In his interview with bTV Mestan reiterated he was determined to set up a "pro-NATO", "pro-EU", and "anti-oligarchic party".
He welcomed Prime Minister Boyko Borisov's move to halt a number of public tenders and praised him for realizing ties between some businesses and politicians cannot remain "hidden from the Bulgarian public."
He also argued that during his nearly three-year tenure at the helm of the DPS he had sought to dispel any doubts that the party was lobbying for "pro-Russian interests" and to clear it of its "image of an oligarchic party".
In Mestan's words, a "very well planned strategy" is in place to prevent the registration of the new party by portraying him as a "national traitor" in contrast to the "patriot", the latter being a clear reference to Dogan.
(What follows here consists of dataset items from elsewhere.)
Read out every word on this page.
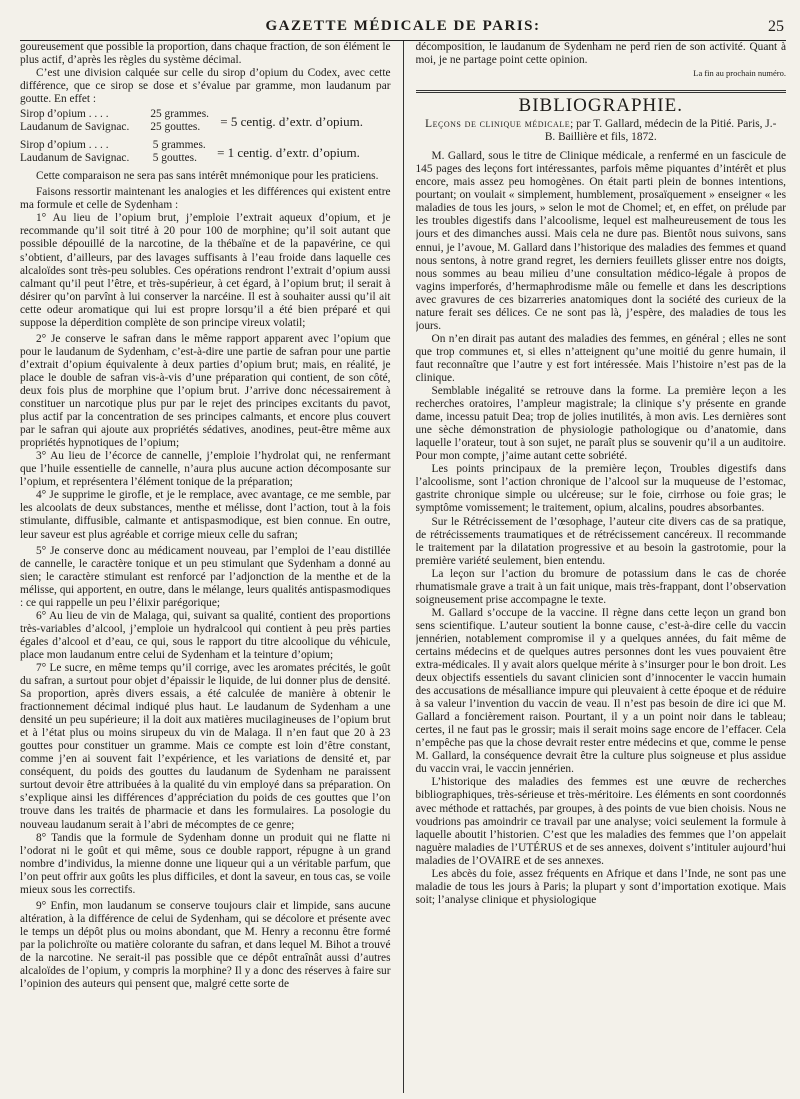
GAZETTE MÉDICALE DE PARIS:	25

goureusement que possible la proportion, dans chaque fraction, de son élément le plus actif, d’après les règles du système décimal.

C’est une division calquée sur celle du sirop d’opium du Codex, avec cette différence, que ce sirop se dose et s’évalue par gramme, mon laudanum par goutte. En effet :

Sirop d’opium . . . .	25 grammes.	= 5 centig. d’extr. d’opium.
Laudanum de Savignac.	25 gouttes.	
Sirop d’opium . . . .	5 grammes.	= 1 centig. d’extr. d’opium.
Laudanum de Savignac.	5 gouttes.	

Cette comparaison ne sera pas sans intérêt mnémonique pour les praticiens.

Faisons ressortir maintenant les analogies et les différences qui existent entre ma formule et celle de Sydenham :

1° Au lieu de l’opium brut, j’emploie l’extrait aqueux d’opium, et je recommande qu’il soit titré à 20 pour 100 de morphine; qu’il soit autant que possible dépouillé de la narcotine, de la thébaïne et de la papavérine, ce qui s’obtient, d’ailleurs, par des lavages suffisants à l’eau froide dans laquelle ces alcaloïdes sont très-peu solubles. Ces opérations rendront l’extrait d’opium aussi calmant qu’il peut l’être, et très-supérieur, à cet égard, à l’opium brut; il serait à désirer qu’on parvînt à lui conserver la narcéine. Il est à souhaiter aussi qu’il ait cette odeur aromatique qui lui est propre lorsqu’il a été bien préparé et qui suppose la déperdition complète de son principe vireux volatil;

2° Je conserve le safran dans le même rapport apparent avec l’opium que pour le laudanum de Sydenham, c’est-à-dire une partie de safran pour une partie d’extrait d’opium équivalente à deux parties d’opium brut; mais, en réalité, je place le double de safran vis-à-vis d’une préparation qui contient, de son côté, deux fois plus de morphine que l’opium brut. J’arrive donc nécessairement à constituer un narcotique plus pur par le rejet des principes excitants du pavot, plus actif par la concentration de ses principes calmants, et encore plus couvert par le safran qui ajoute aux propriétés sédatives, anodines, peut-être même aux propriétés hypnotiques de l’opium;

3° Au lieu de l’écorce de cannelle, j’emploie l’hydrolat qui, ne renfermant que l’huile essentielle de cannelle, n’aura plus aucune action décomposante sur l’opium, et représentera l’élément tonique de la préparation;

4° Je supprime le girofle, et je le remplace, avec avantage, ce me semble, par les alcoolats de deux substances, menthe et mélisse, dont l’action, tout à la fois stimulante, diffusible, calmante et antispasmodique, est bien connue. En outre, leur saveur est plus agréable et corrige mieux celle du safran;

5° Je conserve donc au médicament nouveau, par l’emploi de l’eau distillée de cannelle, le caractère tonique et un peu stimulant que Sydenham a donné au sien; le caractère stimulant est renforcé par l’adjonction de la menthe et de la mélisse, qui apportent, en outre, dans le mélange, leurs qualités antispasmodiques : ce qui rappelle un peu l’élixir parégorique;

6° Au lieu de vin de Malaga, qui, suivant sa qualité, contient des proportions très-variables d’alcool, j’emploie un hydralcool qui contient à peu près parties égales d’alcool et d’eau, ce qui, sous le rapport du titre alcoolique du véhicule, place mon laudanum entre celui de Sydenham et la teinture d’opium;

7° Le sucre, en même temps qu’il corrige, avec les aromates précités, le goût du safran, a surtout pour objet d’épaissir le liquide, de lui donner plus de densité. Sa proportion, après divers essais, a été calculée de manière à obtenir le fractionnement décimal indiqué plus haut. Le laudanum de Sydenham a une densité un peu supérieure; il la doit aux matières mucilagineuses de l’opium brut et à l’état plus ou moins sirupeux du vin de Malaga. Il n’en faut que 20 à 23 gouttes pour constituer un gramme. Mais ce compte est loin d’être constant, comme j’en ai souvent fait l’expérience, et les variations de densité et, par conséquent, du poids des gouttes du laudanum de Sydenham ne paraissent surtout devoir être attribuées à la qualité du vin employé dans sa préparation. On s’explique ainsi les différences d’appréciation du poids de ces gouttes que l’on trouve dans les traités de pharmacie et dans les formulaires. La posologie du nouveau laudanum serait à l’abri de mécomptes de ce genre;

8° Tandis que la formule de Sydenham donne un produit qui ne flatte ni l’odorat ni le goût et qui même, sous ce double rapport, répugne à un grand nombre d’individus, la mienne donne une liqueur qui a un véritable parfum, que l’on peut offrir aux goûts les plus difficiles, et dont la saveur, en tous cas, se voile mieux sous les correctifs.

9° Enfin, mon laudanum se conserve toujours clair et limpide, sans aucune altération, à la différence de celui de Sydenham, qui se décolore et présente avec le temps un dépôt plus ou moins abondant, que M. Henry a reconnu être formé par la polichroïte ou matière colorante du safran, et dans lequel M. Bihot a trouvé de la narcotine. Ne serait-il pas possible que ce dépôt entraînât aussi d’autres alcaloïdes de l’opium, y compris la morphine? Il y a donc des réserves à faire sur l’opinion des auteurs qui pensent que, malgré cette sorte de

décomposition, le laudanum de Sydenham ne perd rien de son activité. Quant à moi, je ne partage point cette opinion.

La fin au prochain numéro.

BIBLIOGRAPHIE.
Leçons de clinique médicale; par T. Gallard, médecin de la Pitié. Paris, J.-B. Baillière et fils, 1872.

M. Gallard, sous le titre de Clinique médicale, a renfermé en un fascicule de 145 pages des leçons fort intéressantes, parfois même piquantes d’intérêt et plus encore, mais assez peu homogènes. On était parti plein de bonnes intentions, pourtant; on voulait « simplement, humblement, prosaïquement » enseigner « les maladies de tous les jours, » selon le mot de Chomel; et, en effet, on prélude par les troubles digestifs dans l’alcoolisme, lequel est malheureusement de tous les jours et des dimanches aussi. Mais cela ne dure pas. Bientôt nous suivons, sans ennui, je l’avoue, M. Gallard dans l’historique des maladies des femmes et quand nous sentons, à notre grand regret, les derniers feuillets glisser entre nos doigts, nous sommes au beau milieu d’une consultation médico-légale à propos de vagins imperforés, d’hermaphrodisme mâle ou femelle et dans les descriptions avec gravures de ces bizarreries anatomiques dont la société des curieux de la nature ferait ses délices. Ce ne sont pas là, j’espère, des maladies de tous les jours.

On n’en dirait pas autant des maladies des femmes, en général ; elles ne sont que trop communes et, si elles n’atteignent qu’une moitié du genre humain, il faut reconnaître que l’autre y est fort intéressée. Mais l’histoire n’est pas de la clinique.

Semblable inégalité se retrouve dans la forme. La première leçon a les recherches oratoires, l’ampleur magistrale; la clinique s’y présente en grande dame, incessu patuit Dea; trop de jolies inutilités, à mon avis. Les dernières sont une sèche démonstration de physiologie pathologique ou d’anatomie, dans laquelle l’orateur, tout à son sujet, ne paraît plus se souvenir qu’il a un auditoire. Pour mon compte, j’aime autant cette sobriété.

Les points principaux de la première leçon, Troubles digestifs dans l’alcoolisme, sont l’action chronique de l’alcool sur la muqueuse de l’estomac, gastrite chronique simple ou ulcéreuse; sur le foie, cirrhose ou foie gras; le symptôme vomissement; le traitement, opium, alcalins, poudres absorbantes.

Sur le Rétrécissement de l’œsophage, l’auteur cite divers cas de sa pratique, de rétrécissements traumatiques et de rétrécissement cancéreux. Il recommande le traitement par la dilatation progressive et au besoin la gastrotomie, pour la première variété seulement, bien entendu.

La leçon sur l’action du bromure de potassium dans le cas de chorée rhumatismale grave a trait à un fait unique, mais très-frappant, dont l’observation soigneusement prise accompagne le texte.

M. Gallard s’occupe de la vaccine. Il règne dans cette leçon un grand bon sens scientifique. L’auteur soutient la bonne cause, c’est-à-dire celle du vaccin jennérien, notablement compromise il y a quelques années, du fait même de certains médecins et de quelques autres personnes dont les vues pouvaient être extra-médicales. Il y avait alors quelque mérite à s’insurger pour le bon droit. Les deux objectifs essentiels du savant clinicien sont d’innocenter le vaccin humain des accusations de mésalliance impure qui pleuvaient à cette époque et de réduire à sa valeur l’invention du vaccin de veau. Il n’est pas besoin de dire ici que M. Gallard a foncièrement raison. Pourtant, il y a un point noir dans le tableau; certes, il ne faut pas le grossir; mais il serait moins sage encore de l’effacer. Cela n’empêche pas que la chose devrait rester entre médecins et que, comme le pense M. Gallard, la conséquence devrait être la culture plus soigneuse et plus assidue du vaccin vrai, le vaccin jennérien.

L’historique des maladies des femmes est une œuvre de recherches bibliographiques, très-sérieuse et très-méritoire. Les éléments en sont coordonnés avec méthode et rattachés, par groupes, à des points de vue bien choisis. Nous ne voudrions pas amoindrir ce travail par une analyse; voici seulement la formule à laquelle aboutit l’historien. C’est que les maladies des femmes que l’on appelait naguère maladies de l’UTÉRUS et de ses annexes, doivent s’intituler aujourd’hui maladies de l’OVAIRE et de ses annexes.

Les abcès du foie, assez fréquents en Afrique et dans l’Inde, ne sont pas une maladie de tous les jours à Paris; la plupart y sont d’importation exotique. Mais soit; l’analyse clinique et physiologique
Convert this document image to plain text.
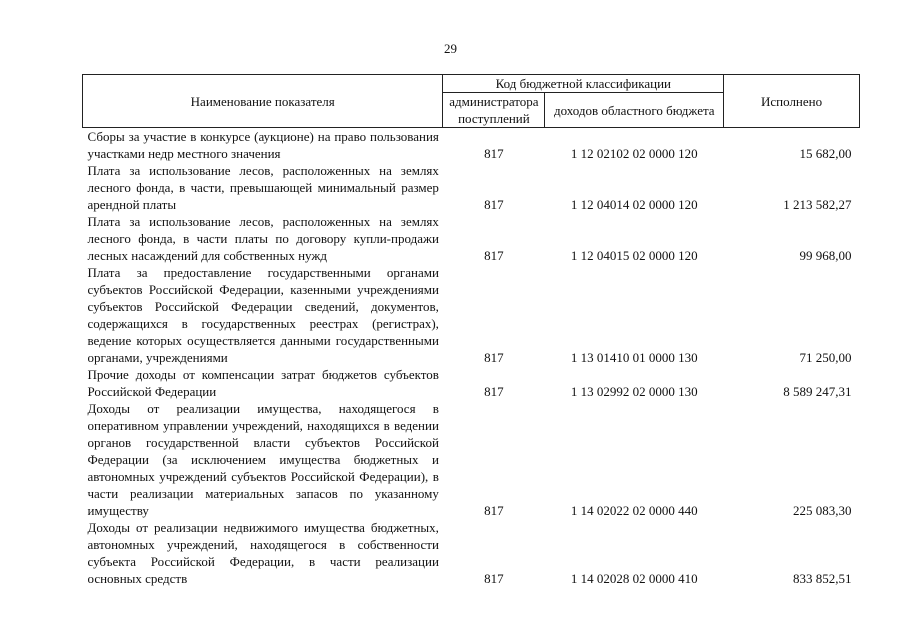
29
Наименование показателя	Код бюджетной классификации		Исполнено
	администратора поступлений	доходов областного бюджета	
Сборы за участие в конкурсе (аукционе) на право пользования участками недр местного значения	817	1 12 02102 02 0000 120	15 682,00
Плата за использование лесов, расположенных на землях лесного фонда, в части, превышающей минимальный размер арендной платы	817	1 12 04014 02 0000 120	1 213 582,27
Плата за использование лесов, расположенных на землях лесного фонда, в части платы по договору купли-продажи лесных насаждений для собственных нужд	817	1 12 04015 02 0000 120	99 968,00
Плата за предоставление государственными органами субъектов Российской Федерации, казенными учреждениями субъектов Российской Федерации сведений, документов, содержащихся в государственных реестрах (регистрах), ведение которых осуществляется данными государственными органами, учреждениями	817	1 13 01410 01 0000 130	71 250,00
Прочие доходы от компенсации затрат бюджетов субъектов Российской Федерации	817	1 13 02992 02 0000 130	8 589 247,31
Доходы от реализации имущества, находящегося в оперативном управлении учреждений, находящихся в ведении органов государственной власти субъектов Российской Федерации (за исключением имущества бюджетных и автономных учреждений субъектов Российской Федерации), в части реализации материальных запасов по указанному имуществу	817	1 14 02022 02 0000 440	225 083,30
Доходы от реализации недвижимого имущества бюджетных, автономных учреждений, находящегося в собственности субъекта Российской Федерации, в части реализации основных средств	817	1 14 02028 02 0000 410	833 852,51
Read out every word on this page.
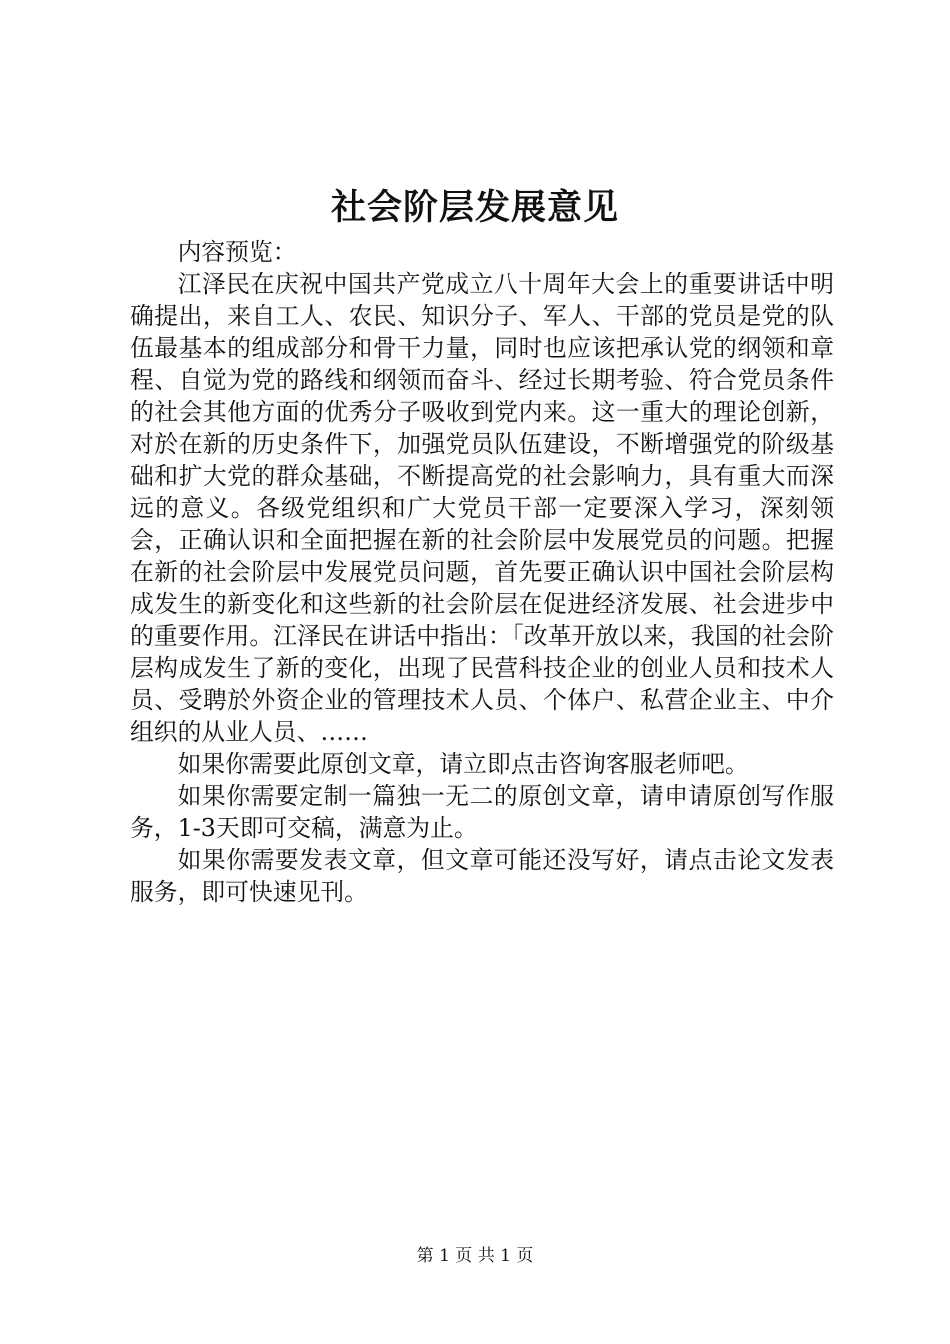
社会阶层发展意见

内容预览：

江泽民在庆祝中国共产党成立八十周年大会上的重要讲话中明确提出，来自工人、农民、知识分子、军人、干部的党员是党的队伍最基本的组成部分和骨干力量，同时也应该把承认党的纲领和章程、自觉为党的路线和纲领而奋斗、经过长期考验、符合党员条件的社会其他方面的优秀分子吸收到党内来。这一重大的理论创新，对於在新的历史条件下，加强党员队伍建设，不断增强党的阶级基础和扩大党的群众基础，不断提高党的社会影响力，具有重大而深远的意义。各级党组织和广大党员干部一定要深入学习，深刻领会，正确认识和全面把握在新的社会阶层中发展党员的问题。把握在新的社会阶层中发展党员问题，首先要正确认识中国社会阶层构成发生的新变化和这些新的社会阶层在促进经济发展、社会进步中的重要作用。江泽民在讲话中指出：「改革开放以来，我国的社会阶层构成发生了新的变化，出现了民营科技企业的创业人员和技术人员、受聘於外资企业的管理技术人员、个体户、私营企业主、中介组织的从业人员、……

如果你需要此原创文章，请立即点击咨询客服老师吧。

如果你需要定制一篇独一无二的原创文章，请申请原创写作服务，1-3天即可交稿，满意为止。

如果你需要发表文章，但文章可能还没写好，请点击论文发表服务，即可快速见刊。

第 1 页 共 1 页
The party is expected to be registered in April.
Some politicians, experts and media outlets have openly accused Mestan of launching DOST (the acronym also sounds and spells like a word for "friend" in Turkish) as a pro-Turkish, possibly even "pro-Islamic" party with ties to the government in Ankara, in a country where the Muslim minority that makes up some 10 percent of the population is considered largely secular.
Mestan denies the allegations, maintaining they are part of a smear campaign against him and disagrees there is any "interference of Ankara" in Bulgaria's domestic politics.
Earlie this week English-language Today's Zaman, citing publications in Bulgarian media, wrote that the son of Turkish President Erdogan, Bilal, had reportedly pledged USD 20 M in funds to DOST for the coming 20 months.